Shed Long and Kyle Lewis played almost every game in September, showing they will be in the rebuild of 2020 and should be on the Mariners when the team is competing for the playoffs. During September, Long primarily played in left field because the Mariners wanted to see how he could play in the outfield. Most of his time next year will probably be at second base along with an occasional game at third.
Depending on whether the Mariners trade second baseman Dee Gordon or not will decide how much Long will play second base. The Mariners are hoping Long will be in the lineup on a regular basis though he could split time between second, third and left field.
Long spent most of his time with Seattle in September though he was on the team in May when Dee Gordon was on the injured list. In his time with Seattle, he batted .263 with an on-base percentage of .333. In September the Mariners used him in the lead-off spot where he did a good job. Whether he will be at lead-off in the future only time will tell.
Kyle Lewis came up in September when the Arkansas Travelers season ended in the Texas League playoffs. He showed he is ready to play for the Mariners by hitting six home runs in his first ten games, a major league record. He ended up with a batting average of .268.
Most of the time he played in right field. However, next season with the return of Mitch Haniger he will probably play in center or left field. Unless Haniger is traded during the off-season, the outfield could look like Kyle Lewis, Jake Fraley, and Mitch Haniger.

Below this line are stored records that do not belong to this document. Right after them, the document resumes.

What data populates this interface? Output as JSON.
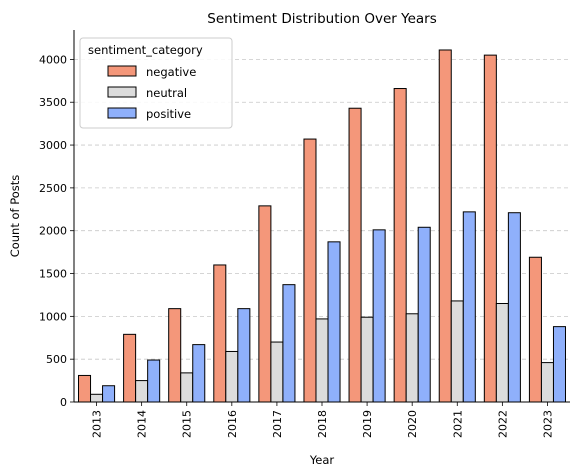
{
  "chart_data": {
    "type": "bar",
    "title": "Sentiment Distribution Over Years",
    "xlabel": "Year",
    "ylabel": "Count of Posts",
    "categories": [
      "2013",
      "2014",
      "2015",
      "2016",
      "2017",
      "2018",
      "2019",
      "2020",
      "2021",
      "2022",
      "2023"
    ],
    "series": [
      {
        "name": "negative",
        "color": "#f4977a",
        "values": [
          310,
          790,
          1090,
          1600,
          2290,
          3070,
          3430,
          3660,
          4110,
          4050,
          1690
        ]
      },
      {
        "name": "neutral",
        "color": "#dcdcdc",
        "values": [
          90,
          250,
          340,
          590,
          700,
          970,
          990,
          1030,
          1180,
          1150,
          460
        ]
      },
      {
        "name": "positive",
        "color": "#8fb0fb",
        "values": [
          190,
          490,
          670,
          1090,
          1370,
          1870,
          2010,
          2040,
          2220,
          2210,
          880
        ]
      }
    ],
    "ylim": [
      0,
      4320
    ],
    "yticks": [
      0,
      500,
      1000,
      1500,
      2000,
      2500,
      3000,
      3500,
      4000
    ],
    "grid": "y-dashed",
    "legend": {
      "title": "sentiment_category",
      "placement": "top-left"
    }
  }
}
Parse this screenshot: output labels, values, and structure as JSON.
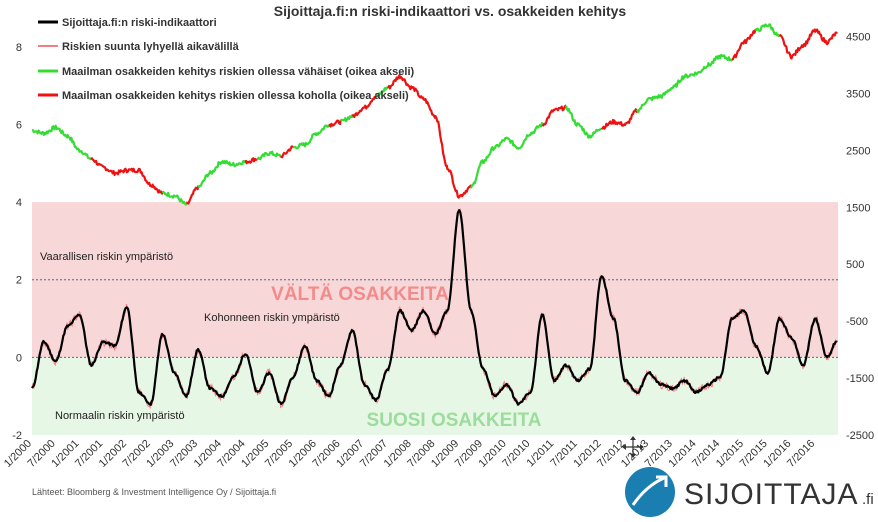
{
  "chart_data": {
    "type": "line",
    "title": "Sijoittaja.fi:n riski-indikaattori vs. osakkeiden kehitys",
    "x_start": "2000-01",
    "x_end": "2016-12",
    "x_ticks": [
      "1/2000",
      "7/2000",
      "1/2001",
      "7/2001",
      "1/2002",
      "7/2002",
      "1/2003",
      "7/2003",
      "1/2004",
      "7/2004",
      "1/2005",
      "7/2005",
      "1/2006",
      "7/2006",
      "1/2007",
      "7/2007",
      "1/2008",
      "7/2008",
      "1/2009",
      "7/2009",
      "1/2010",
      "7/2010",
      "1/2011",
      "7/2011",
      "1/2012",
      "7/2012",
      "1/2013",
      "7/2013",
      "1/2014",
      "7/2014",
      "1/2015",
      "7/2015",
      "1/2016",
      "7/2016"
    ],
    "y_left": {
      "ylim": [
        -2,
        9
      ],
      "ticks": [
        "8",
        "6",
        "4",
        "2",
        "0",
        "-2"
      ]
    },
    "y_right": {
      "ylim": [
        -2500,
        5000
      ],
      "ticks": [
        "4500",
        "3500",
        "2500",
        "1500",
        "500",
        "-500",
        "-1500",
        "-2500"
      ]
    },
    "zones": [
      {
        "name": "avoid",
        "from": 0,
        "to": 4,
        "color": "#f7d7d7"
      },
      {
        "name": "favor",
        "from": -2,
        "to": 0,
        "color": "#e6f7e6"
      }
    ],
    "threshold_lines": [
      2,
      0
    ],
    "annotations": {
      "dangerous": "Vaarallisen riskin ympäristö",
      "elevated": "Kohonneen riskin ympäristö",
      "normal": "Normaalin riskin ympäristö",
      "avoid": "VÄLTÄ OSAKKEITA",
      "favor": "SUOSI OSAKKEITA"
    },
    "legend": [
      {
        "label": "Sijoittaja.fi:n riski-indikaattori",
        "color": "#000000"
      },
      {
        "label": "Riskien suunta lyhyellä aikavälillä",
        "color": "#f08080"
      },
      {
        "label": "Maailman osakkeiden kehitys riskien ollessa vähäiset (oikea akseli)",
        "color": "#33dd33"
      },
      {
        "label": "Maailman osakkeiden kehitys riskien ollessa koholla (oikea akseli)",
        "color": "#ee1111"
      }
    ],
    "series": [
      {
        "name": "Sijoittaja.fi:n riski-indikaattori",
        "axis": "left",
        "x": [
          2000.0,
          2000.25,
          2000.5,
          2000.75,
          2001.0,
          2001.25,
          2001.5,
          2001.75,
          2002.0,
          2002.25,
          2002.5,
          2002.75,
          2003.0,
          2003.25,
          2003.5,
          2003.75,
          2004.0,
          2004.25,
          2004.5,
          2004.75,
          2005.0,
          2005.25,
          2005.5,
          2005.75,
          2006.0,
          2006.25,
          2006.5,
          2006.75,
          2007.0,
          2007.25,
          2007.5,
          2007.75,
          2008.0,
          2008.25,
          2008.5,
          2008.75,
          2009.0,
          2009.25,
          2009.5,
          2009.75,
          2010.0,
          2010.25,
          2010.5,
          2010.75,
          2011.0,
          2011.25,
          2011.5,
          2011.75,
          2012.0,
          2012.25,
          2012.5,
          2012.75,
          2013.0,
          2013.25,
          2013.5,
          2013.75,
          2014.0,
          2014.25,
          2014.5,
          2014.75,
          2015.0,
          2015.25,
          2015.5,
          2015.75,
          2016.0,
          2016.25,
          2016.5,
          2016.75,
          2016.95
        ],
        "values": [
          -0.8,
          0.4,
          -0.1,
          0.8,
          1.1,
          -0.2,
          0.4,
          0.3,
          1.3,
          -0.9,
          -1.2,
          0.6,
          -0.4,
          -1.0,
          0.2,
          -0.8,
          -1.0,
          -0.5,
          0.1,
          -0.9,
          -0.4,
          -1.2,
          -0.5,
          0.3,
          -0.6,
          -1.0,
          -0.2,
          0.7,
          -0.7,
          -1.1,
          -0.3,
          1.2,
          0.7,
          1.2,
          0.6,
          1.2,
          3.8,
          1.2,
          -0.3,
          -1.0,
          -0.7,
          -1.2,
          -0.9,
          1.1,
          -0.6,
          -0.2,
          -0.6,
          -0.3,
          2.1,
          1.0,
          -0.6,
          -0.9,
          -0.4,
          -0.7,
          -0.8,
          -0.6,
          -0.9,
          -0.7,
          -0.5,
          1.0,
          1.2,
          0.3,
          -0.4,
          1.0,
          0.5,
          -0.2,
          1.0,
          0.0,
          0.4
        ]
      },
      {
        "name": "Maailman osakkeiden kehitys (oikea akseli)",
        "axis": "right",
        "x": [
          2000.0,
          2000.25,
          2000.5,
          2000.75,
          2001.0,
          2001.25,
          2001.5,
          2001.75,
          2002.0,
          2002.25,
          2002.5,
          2002.75,
          2003.0,
          2003.25,
          2003.5,
          2003.75,
          2004.0,
          2004.25,
          2004.5,
          2004.75,
          2005.0,
          2005.25,
          2005.5,
          2005.75,
          2006.0,
          2006.25,
          2006.5,
          2006.75,
          2007.0,
          2007.25,
          2007.5,
          2007.75,
          2008.0,
          2008.25,
          2008.5,
          2008.75,
          2009.0,
          2009.25,
          2009.5,
          2009.75,
          2010.0,
          2010.25,
          2010.5,
          2010.75,
          2011.0,
          2011.25,
          2011.5,
          2011.75,
          2012.0,
          2012.25,
          2012.5,
          2012.75,
          2013.0,
          2013.25,
          2013.5,
          2013.75,
          2014.0,
          2014.25,
          2014.5,
          2014.75,
          2015.0,
          2015.25,
          2015.5,
          2015.75,
          2016.0,
          2016.25,
          2016.5,
          2016.75,
          2016.95
        ],
        "values": [
          2850,
          2800,
          2900,
          2750,
          2500,
          2350,
          2200,
          2100,
          2150,
          2150,
          1900,
          1750,
          1700,
          1550,
          1850,
          2100,
          2300,
          2250,
          2300,
          2350,
          2450,
          2400,
          2550,
          2600,
          2800,
          2950,
          3000,
          3100,
          3250,
          3450,
          3600,
          3800,
          3600,
          3400,
          3100,
          2200,
          1700,
          1850,
          2300,
          2550,
          2700,
          2550,
          2800,
          2950,
          3200,
          3250,
          2950,
          2750,
          2900,
          3000,
          2950,
          3200,
          3400,
          3450,
          3600,
          3800,
          3850,
          4000,
          4150,
          4100,
          4400,
          4600,
          4700,
          4500,
          4150,
          4350,
          4600,
          4400,
          4550
        ],
        "risk_elevated": [
          0,
          0,
          0,
          0,
          0,
          1,
          1,
          1,
          1,
          1,
          1,
          0,
          0,
          1,
          0,
          0,
          0,
          0,
          1,
          0,
          0,
          1,
          0,
          0,
          0,
          1,
          0,
          1,
          1,
          0,
          1,
          1,
          1,
          1,
          1,
          1,
          1,
          0,
          0,
          0,
          0,
          0,
          0,
          1,
          1,
          0,
          0,
          0,
          1,
          1,
          1,
          0,
          0,
          0,
          0,
          0,
          0,
          0,
          0,
          1,
          1,
          0,
          0,
          1,
          1,
          1,
          1,
          1,
          1
        ]
      }
    ]
  },
  "source": "Lähteet: Bloomberg & Investment Intelligence Oy / Sijoittaja.fi",
  "logo": {
    "word": "SIJOITTAJA",
    "suffix": ".fi",
    "color": "#1a7fb0"
  }
}
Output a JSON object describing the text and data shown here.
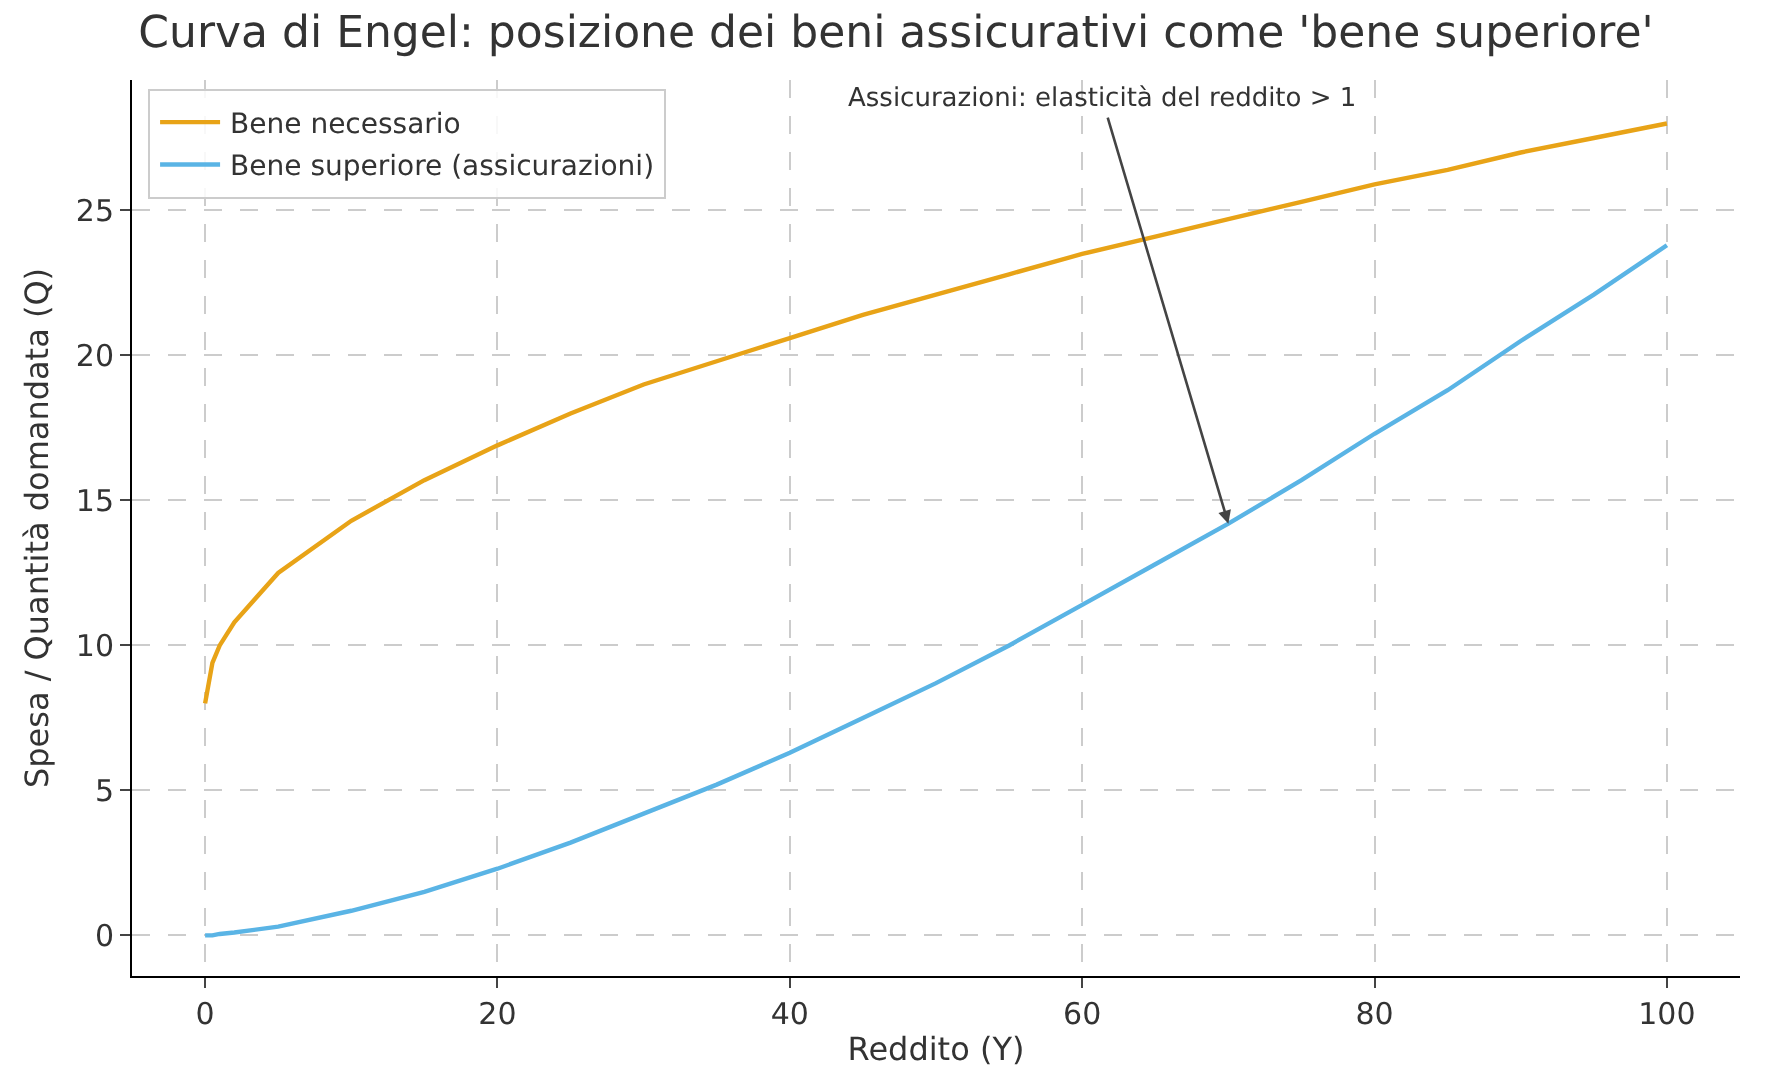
{
  "chart_data": {
    "type": "line",
    "title": "Curva di Engel: posizione dei beni assicurativi come 'bene superiore'",
    "xlabel": "Reddito (Y)",
    "ylabel": "Spesa / Quantità domandata (Q)",
    "x": [
      0,
      0.5,
      1,
      2,
      5,
      10,
      15,
      20,
      25,
      30,
      35,
      40,
      45,
      50,
      55,
      60,
      65,
      70,
      75,
      80,
      85,
      90,
      95,
      100
    ],
    "series": [
      {
        "name": "Bene necessario",
        "color": "#e8a317",
        "values": [
          8,
          9.4,
          10,
          10.8,
          12.5,
          14.3,
          15.7,
          16.9,
          18,
          19,
          19.8,
          20.6,
          21.4,
          22.1,
          22.8,
          23.5,
          24.1,
          24.7,
          25.3,
          25.9,
          26.4,
          27,
          27.5,
          28
        ]
      },
      {
        "name": "Bene superiore (assicurazioni)",
        "color": "#5ab4e5",
        "values": [
          0,
          0,
          0.05,
          0.1,
          0.3,
          0.85,
          1.5,
          2.3,
          3.2,
          4.2,
          5.2,
          6.3,
          7.5,
          8.7,
          10,
          11.4,
          12.8,
          14.2,
          15.7,
          17.3,
          18.8,
          20.5,
          22.1,
          23.8
        ]
      }
    ],
    "xlim": [
      -5,
      105
    ],
    "ylim": [
      -1.4,
      29.5
    ],
    "xticks": [
      0,
      20,
      40,
      60,
      80,
      100
    ],
    "yticks": [
      0,
      5,
      10,
      15,
      20,
      25
    ],
    "grid": true,
    "line_style": "solid",
    "marker": "none",
    "legend": "top left",
    "annotations": [
      {
        "text": "Assicurazioni: elasticità del reddito > 1",
        "x": 70,
        "y": 14.2
      }
    ]
  }
}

The outfield should be a bright spot next year in the rebuild. Outside of September, there wasn’t much to say about the outfield other than infielders playing the outfield.
JP Crawford did a good job at shortstop when he was called up in May. He showed his spot in the rebuild is working. His hitting was up and down with a final batting of .226 with seven home runs.
He hit in the second spot of the lineup most of the season showing he belonged there. He had 21 doubles on the season, which is a good showing, especially playing in T-Mobile Park. His fielding was good and should be improved in his second season with the Mariners. At this point, he will be the Mariners shortstop.
In the starting pitching, Marco Gonzales was the bright spot winning 16 games though he could have had 18 wins if the Mariners had any offense in his last two starts. Yusei Kikuchi didn’t have a good rookie season; however, I hope he will be a bright spot in the rotation next year along with Justus Sheffield and Justin Dunn both showing promise in September.
The Mariners bullpen wasn’t good at all in the first half of the season for the reason all were gone when the second half happened. The bullpen did a much better job after the all-star break. Erik Swanson a former starter showed he can be a good reliever out of the bullpen.
Brandon Brennan when healthy was a good surprise with the Mariners acquiring him in the Rule 5 draft. Austin Adams showed his stuff and enthusiasm when healthy, unfortunately, he will be lost for a while having to undergo ACL surgery during the off-season.
At 68 wins I know there are negative spots as well but I won’t get into them. Might as well look at the good things that happened and how things improved over the season though wins may not have improved.
The Mariners can add at least ten games to the win total in 2020 it will show the rebuild is working. I am not guaranteeing ten more wins but it would be nice. The next year 2021 when the Mariners have all or most of their top prospects on the roster we will see what the future will look like and whether the rebuild is a success.
The Oakland A’s showed this year you can’t just be the wild card team the Mariners have to strive to take over the division from Houston. That is the goal to go toward too. Go M’s.